Pembahasan Raperda SOTK Resmi Dituntaskan Komisi A
SURABAYA - Komisi A DPRD Jawa Timur menuntaskan pembahasan Rancangan Peraturan Daerah (Raperda) tentang Perubahan Kelima atas Peraturan Daerah Nomor 11 Tahun 2016 mengenai Pembentukan dan Susunan Perangkat Daerah.
Hasil pembahasan disampaikan oleh Juru Bicara Komisi A, Erick Komala, dalam rapat paripurna, Senin (17/11/2025).
(Baca Selengkapnya: Laporan pembahasan Komisi A dan relevansi perubahan SOTK)
Erick menjelaskan bahwa perubahan SOTK ini menjadi langkah strategis untuk menyesuaikan dinamika kebijakan nasional, terutama terkait penguatan ekonomi kreatif, yang kini semakin menjadi prioritas pembangunan daerah.
Dasar Hukum dan Penyesuaian Struktur Perangkat Daerah
Erick mengingatkan bahwa sesuai Undang-Undang Nomor 23 Tahun 2014, perangkat daerah terdiri dari unsur staf, pelaksana, dan penunjang yang diwadahi dalam sekretariat, dinas, badan, dan inspektorat.
“Semua pembentukan perangkat daerah harus merujuk PP Nomor 18 Tahun 2016. Di sana disebutkan bahwa susunan perangkat daerah ditetapkan melalui Peraturan Daerah,” ujarnya.
Salah satu poin penting pembahasan adalah Keputusan Bersama Menteri Dalam Negeri dan Menteri Pariwisata/Ekonomi Kreatif Tahun 2024 mengenai pedoman pembentukan Dinas Ekonomi Kreatif di tingkat provinsi.
Jatim Belum Memenuhi Syarat Membentuk Dinas Ekonomi Kreatif Baru
Erick memaparkan bahwa aturan tersebut memperbolehkan provinsi membentuk dinas baru bidang ekonomi kreatif, namun harus memenuhi syarat:
-
Kapasitas fiskal tinggi
-
PAD minimal 50% dari total pendapatan daerah
-
Indikator belanja dan inflasi yang terkendali
Berdasarkan Peraturan Menteri Keuangan Nomor 65 Tahun 2024 tentang Peta Kapasitas Fiskal, Jawa Timur saat ini berada pada kategori fiskal sedang.
“Dengan kondisi tersebut, pembentukan Dinas Ekonomi Kreatif sebagai OPD baru belum memungkinkan,” tegas Erick.
Ekonomi Kreatif Masuk Disbudparekraf sebagai Solusi
Dalam rapat kerja tanggal 12/11/2025 di BPSDM Jatim Malang bersama OPD terkait dan pemerintah daerah sekitar, disepakati langkah alternatif.
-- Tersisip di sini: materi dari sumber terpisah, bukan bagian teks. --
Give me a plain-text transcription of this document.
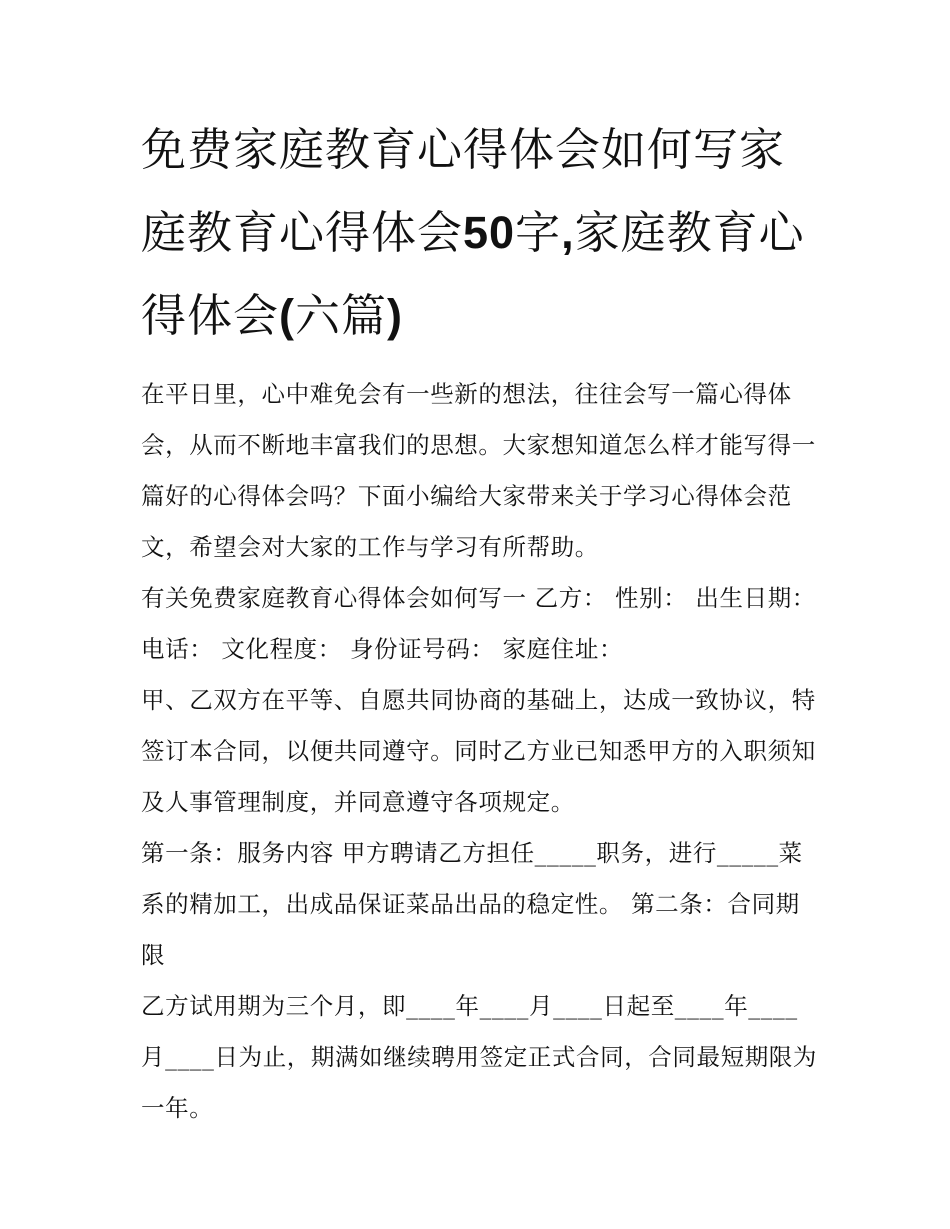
免费家庭教育心得体会如何写家庭教育心得体会50字,家庭教育心得体会(六篇)

在平日里，心中难免会有一些新的想法，往往会写一篇心得体会，从而不断地丰富我们的思想。大家想知道怎么样才能写得一篇好的心得体会吗？下面小编给大家带来关于学习心得体会范文，希望会对大家的工作与学习有所帮助。

有关免费家庭教育心得体会如何写一 乙方： 性别： 出生日期： 电话： 文化程度： 身份证号码： 家庭住址：

甲、乙双方在平等、自愿共同协商的基础上，达成一致协议，特签订本合同，以便共同遵守。同时乙方业已知悉甲方的入职须知及人事管理制度，并同意遵守各项规定。

第一条：服务内容 甲方聘请乙方担任_____职务，进行_____菜系的精加工，出成品保证菜品出品的稳定性。 第二条：合同期限

乙方试用期为三个月，即____年____月____日起至____年____月____日为止，期满如继续聘用签定正式合同，合同最短期限为一年。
“Disepakati bahwa urusan ekonomi kreatif akan digabungkan ke dalam Dinas Kebudayaan dan Pariwisata, sehingga nomenklaturnya berubah menjadi Dinas Kebudayaan, Pariwisata dan Ekonomi Kreatif (Disbudparekraf),” jelas Erick.
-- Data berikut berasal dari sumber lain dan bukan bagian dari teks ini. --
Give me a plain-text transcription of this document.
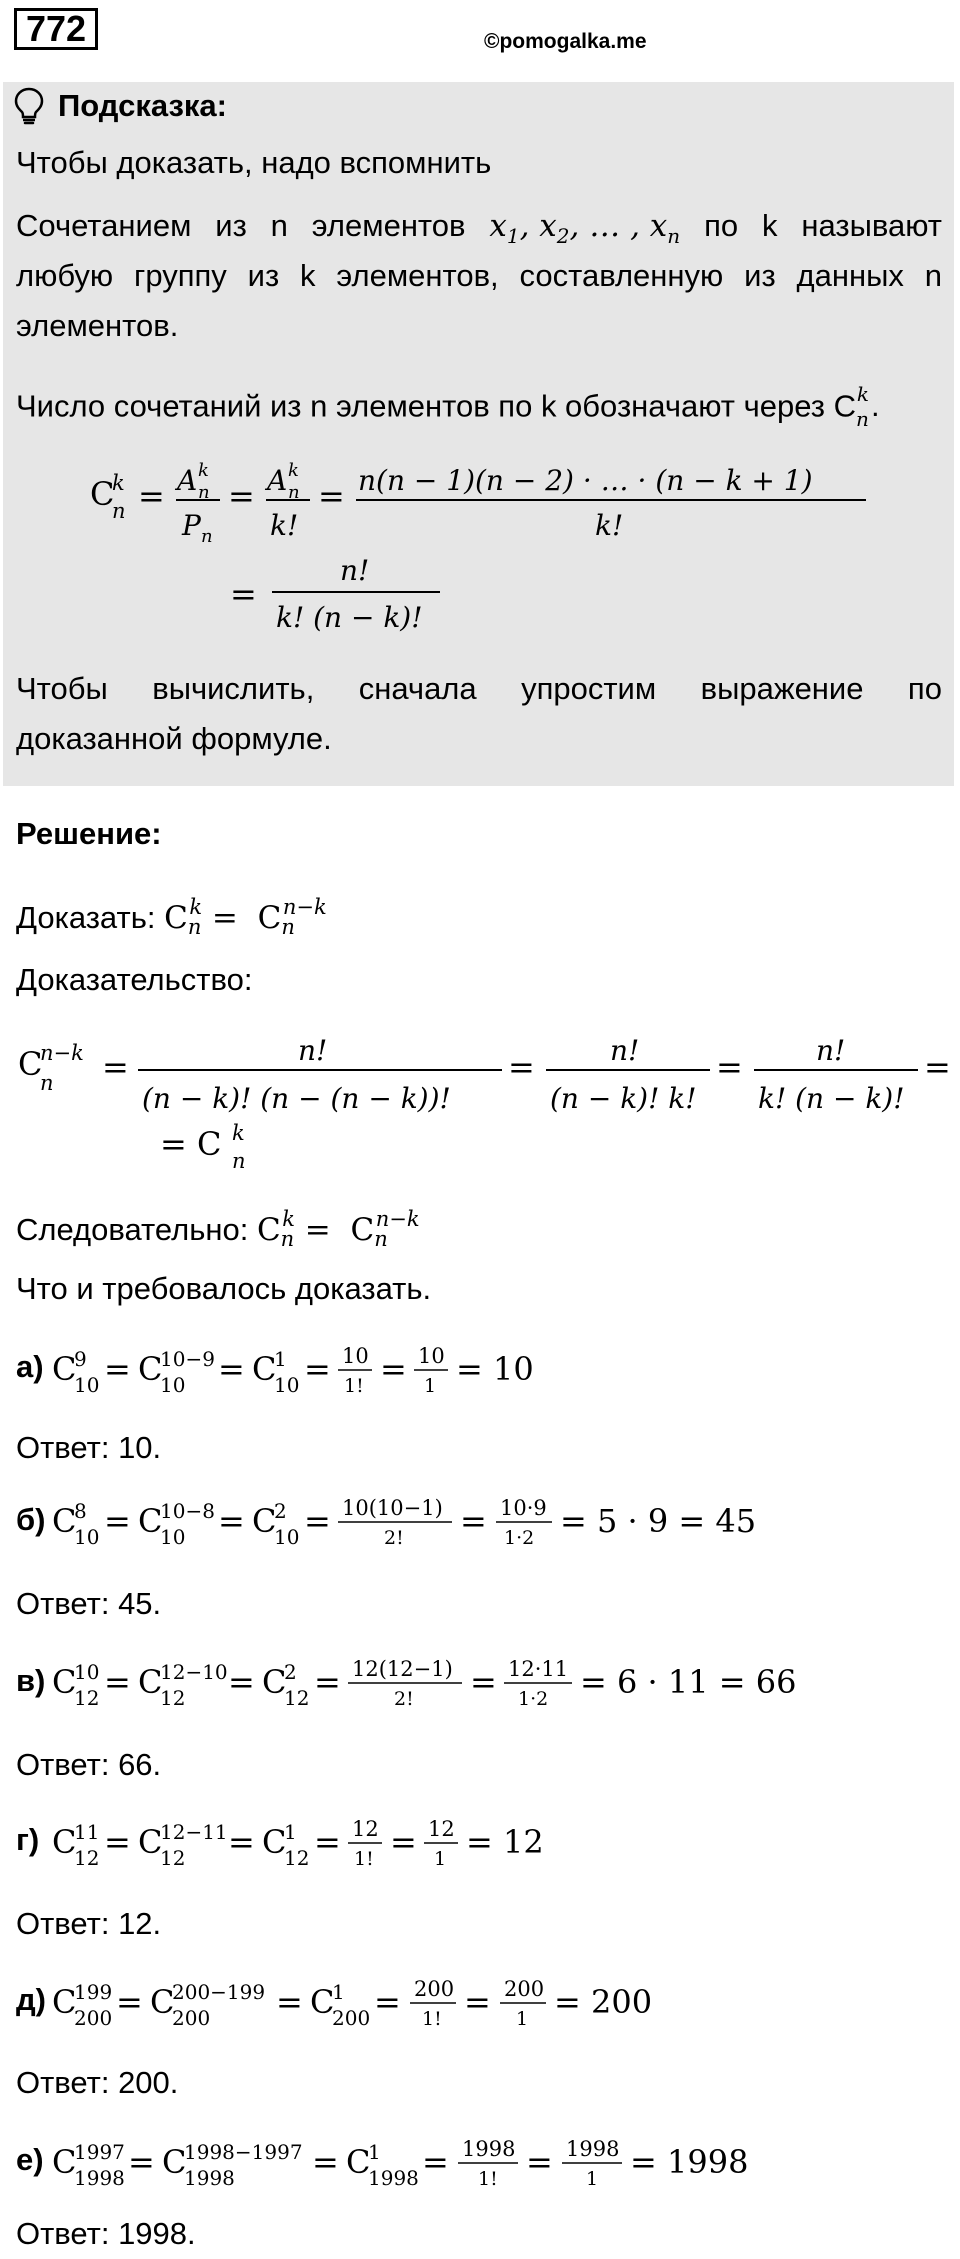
772	©pomogalka.me
Подсказка:
Чтобы доказать, надо вспомнить
Сочетанием из n элементов $x_1$, $x_2$, … , $x_n$ по k называют
любую группу из k элементов, составленную из данных n
элементов.
Число сочетаний из n элементов по k обозначают через $C_n^k$.
C
n
k = A n
k
P n
= A n
k
k!
= n(n − 1)(n − 2) · … · (n − k + 1)
k!
=
n!
k! (n − k)!
Чтобы вычислить, сначала упростим выражение по
доказанной формуле.
Решение:
Доказать: $Cn^k = Cn^{n-k}$
Доказательство:
C
n
n−k =	n!
(n − k)! (n − (n − k))!
=	n!
(n − k)! k!
=	n!
k! (n − k)!
=
= C n
k
Следовательно: $Cn^k = Cn^{n-k}$
Что и требовалось доказать.
а) C
10
9 = C
10
10−9 = C
10
1 = 10
1! = 10
1 = 10
Ответ: 10.
б) C
10
8 = C
10
10−8 = C
10
2 = 10(10−1)
2! = 10·9
1·2 = 5 · 9 = 45
Ответ: 45.
в) C
12
10 = C
12
12−10 = C
12
2 = 12(12−1)
2! = 12·11
1·2 = 6 · 11 = 66
Ответ: 66.
г) C
12
11 = C
12
12−11 = C
12
1 = 12
1! = 12
1 = 12
Ответ: 12.
д) C
200
199 = C
200
200−199 = C
200
1 = 200
1! = 200
1 = 200
Ответ: 200.
е) C
1998
1997 = C
1998
1998−1997 = C
1998
1 = 1998
1! = 1998
1 = 1998
Ответ: 1998.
Konsekuensinya, perubahan harus dilakukan pada:
-
Pasal 4 huruf a
-
Pasal 4 huruf d angka 18
dalam Perda Nomor 11 Tahun 2016 yang mengatur struktur Sekretariat Daerah dan dinas terkait.
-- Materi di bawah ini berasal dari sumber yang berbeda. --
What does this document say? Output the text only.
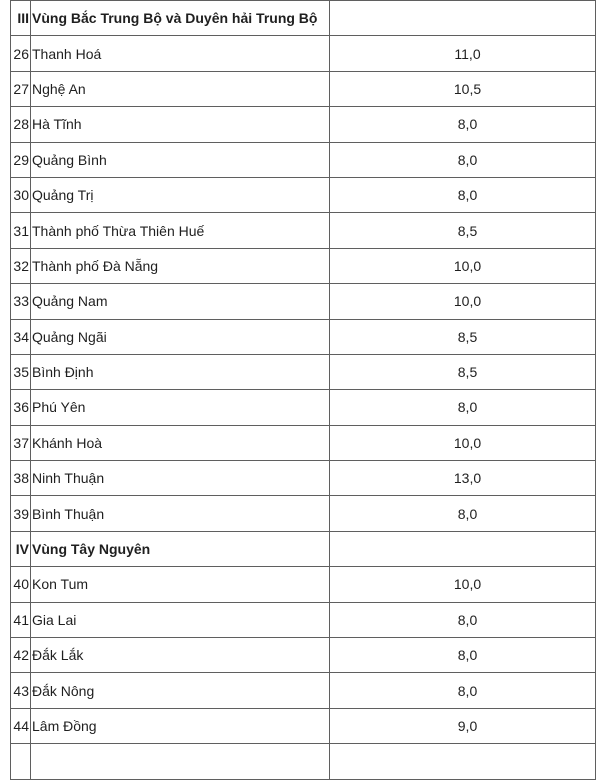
III	Vùng Bắc Trung Bộ và Duyên hải Trung Bộ	
26	Thanh Hoá	11,0
27	Nghệ An	10,5
28	Hà Tĩnh	8,0
29	Quảng Bình	8,0
30	Quảng Trị	8,0
31	Thành phố Thừa Thiên Huế	8,5
32	Thành phố Đà Nẵng	10,0
33	Quảng Nam	10,0
34	Quảng Ngãi	8,5
35	Bình Định	8,5
36	Phú Yên	8,0
37	Khánh Hoà	10,0
38	Ninh Thuận	13,0
39	Bình Thuận	8,0
IV	Vùng Tây Nguyên	
40	Kon Tum	10,0
41	Gia Lai	8,0
42	Đắk Lắk	8,0
43	Đắk Nông	8,0
44	Lâm Đồng	9,0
Erick menilai langkah ini lebih efisien, realistis, dan sesuai kemampuan fiskal Jawa Timur.
Struktur OPD Lebih Adaptif dan Mendukung Ekosistem Ekraf
Penyesuaian ini tidak hanya mengikuti arah kebijakan nasional, tetapi juga memperkuat dukungan pemerintah daerah bagi pengembangan sektor budaya, pariwisata, dan ekonomi kreatif, yang terus berkembang pesat di Jawa Timur.
“Dengan seluruh poin telah disepakati, Raperda perubahan kelima ini tinggal menunggu pengesahan akhir dalam rapat paripurna selanjutnya. Jika resmi berlaku, Jawa Timur akan memiliki struktur OPD yang lebih adaptif, efisien, dan siap mendukung penguatan sektor budaya, pariwisata, dan ekonomi kreatif,” pungkas Erick.